In the event of ECGs with QTcF interval >480 ms: The treatment with ribociclib should be interrupted; If QTcF interval prolongation is resolved to <481 ms, ribociclib should be resumed at the next lower dose level; If QTcF interval ≥481 ms recurs, ribociclib dose should be interrupted until QTcF interval resolves to <481 ms, then ribociclib should be resumed at the next lower dose level.
In the event of ECGs with QTcF interval >500 ms, repeat ECG should be performed: The treatment with ribociclib should be interrupted; If QTcF interval prolongation resolves to <481 ms, ribociclib should be resumed at next lower dose level (see Dosage & Administration, Adverse Reactions and Pharmacology under Actions).

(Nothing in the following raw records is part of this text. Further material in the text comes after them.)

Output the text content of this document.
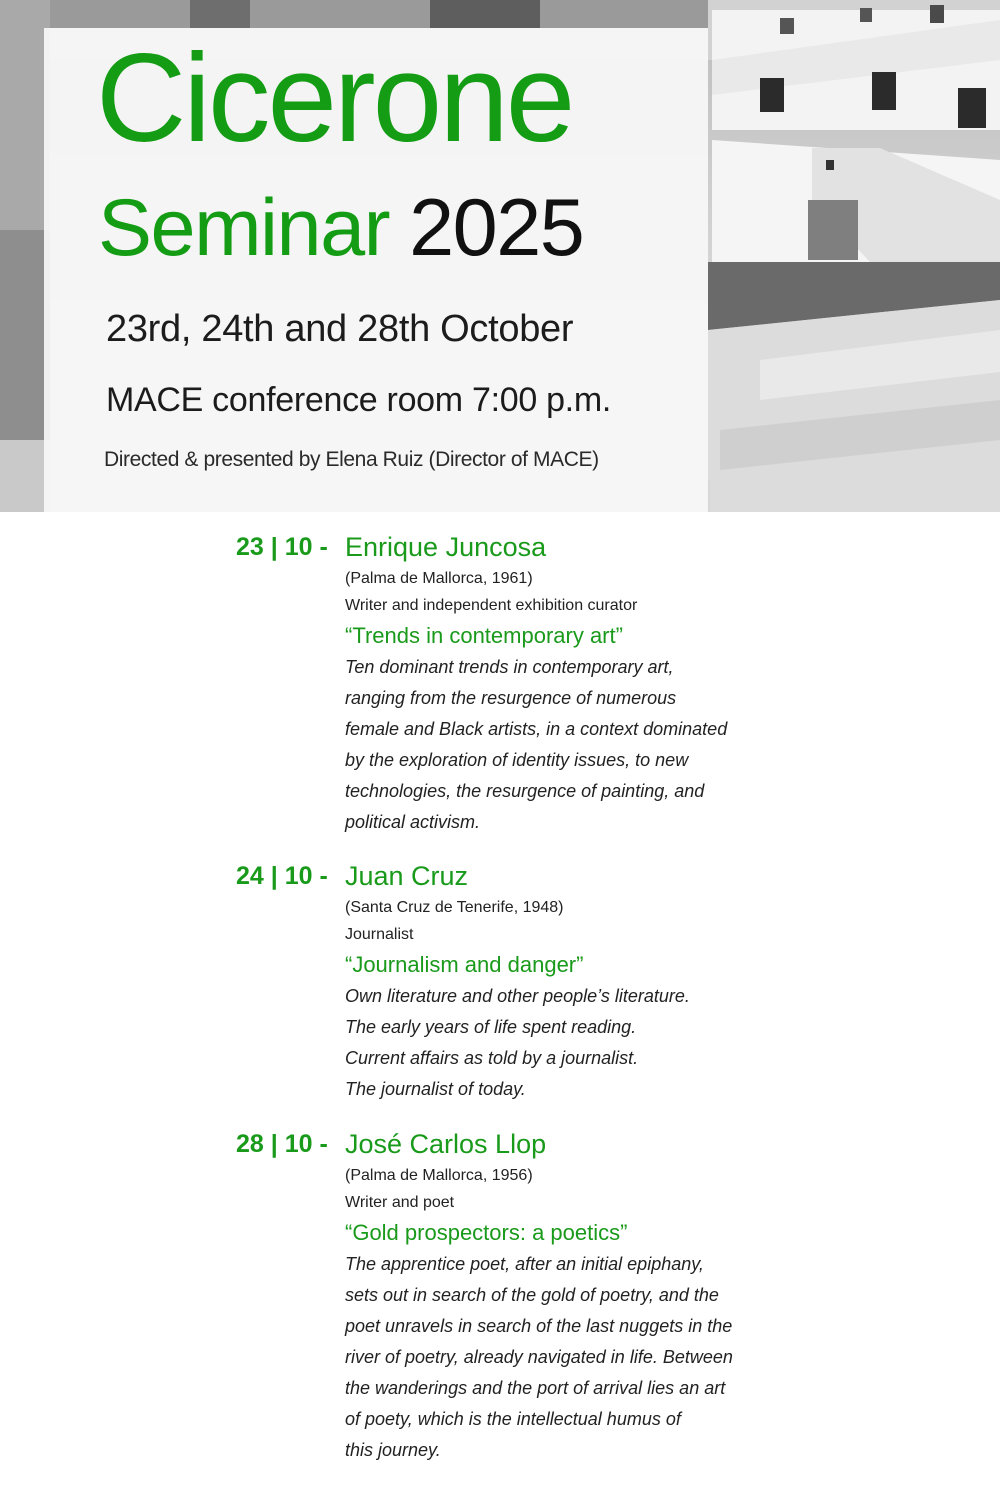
Cicerone
Seminar 2025
23rd, 24th and 28th October
MACE conference room 7:00 p.m.
Directed & presented by Elena Ruiz (Director of MACE)
23 | 10 - Enrique Juncosa
(Palma de Mallorca, 1961)
Writer and independent exhibition curator
“Trends in contemporary art”
Ten dominant trends in contemporary art,
ranging from the resurgence of numerous
female and Black artists, in a context dominated
by the exploration of identity issues, to new
technologies, the resurgence of painting, and
political activism.
24 | 10 - Juan Cruz
(Santa Cruz de Tenerife, 1948)
Journalist
“Journalism and danger”
Own literature and other people’s literature.
The early years of life spent reading.
Current affairs as told by a journalist.
The journalist of today.
28 | 10 - José Carlos Llop
(Palma de Mallorca, 1956)
Writer and poet
“Gold prospectors: a poetics”
The apprentice poet, after an initial epiphany,
sets out in search of the gold of poetry, and the
poet unravels in search of the last nuggets in the
river of poetry, already navigated in life. Between
the wanderings and the port of arrival lies an art
of poety, which is the intellectual humus of
this journey.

If QTcF interval prolongation greater than 500 ms recurs or the QTcF interval has a greater than 60 ms change from baseline in combination with Torsade de pointes or polymorphic ventricular tachycardia or signs/symptoms of serious arrhythmia, ribociclib should be permanently discontinued.
Reproductive toxicity: Based on animal findings and its mechanism of action, ribociclib can cause fetal harm when administered to a pregnant woman. Women of reproductive potential should be advised to use effective contraception during therapy with ribociclib and for at least 21 days after the last dose (see USE IN PREGNANCY & LACTATION).
Severe cutaneous reactions: Toxic epidermal necrolysis (TEN) has been reported with ribociclib treatment. If signs and symptoms suggestive of severe cutaneous reactions (e.g., progressive widespread skin rash often with blisters or mucosal lesions) appear, ribociclib should be immediately and permanently discontinued.
Interstitial Lung Disease (ILD)/Pneumonitis: ILD/pneumonitis has been reported with CDK4/6 inhibitors including reports of fatal cases.
In the three phase III clinical studies (MONALEESA-2 (A2301), MONALEESA-7 (E2301-NSAI) and MONALEESA-3 (F2301)), ILD (any grade 0.3%, including 0.1% grade 3) was reported in the ribociclib treated group, with no cases in the placebo treated group. Pneumonitis (any grade 0.6%, vs 0.4%) was reported in the ribociclib and placebo treated groups, respectively, with no grade 3/4 events in either treatment group. Additional cases of ILD/pneumonitis have been observed with ribociclib in the post-marketing setting (see ADVERSE REACTIONS).
Based on the severity of the ILD/pneumonitis patients may require treatment interruption, dose reduction or permanent discontinuation as described in Table 18 (see DOSAGE & ADMINISTRATION).
Patients should be monitored for pulmonary symptoms indicative of ILD/pneumonitis which may include hypoxia, cough, and dyspnea.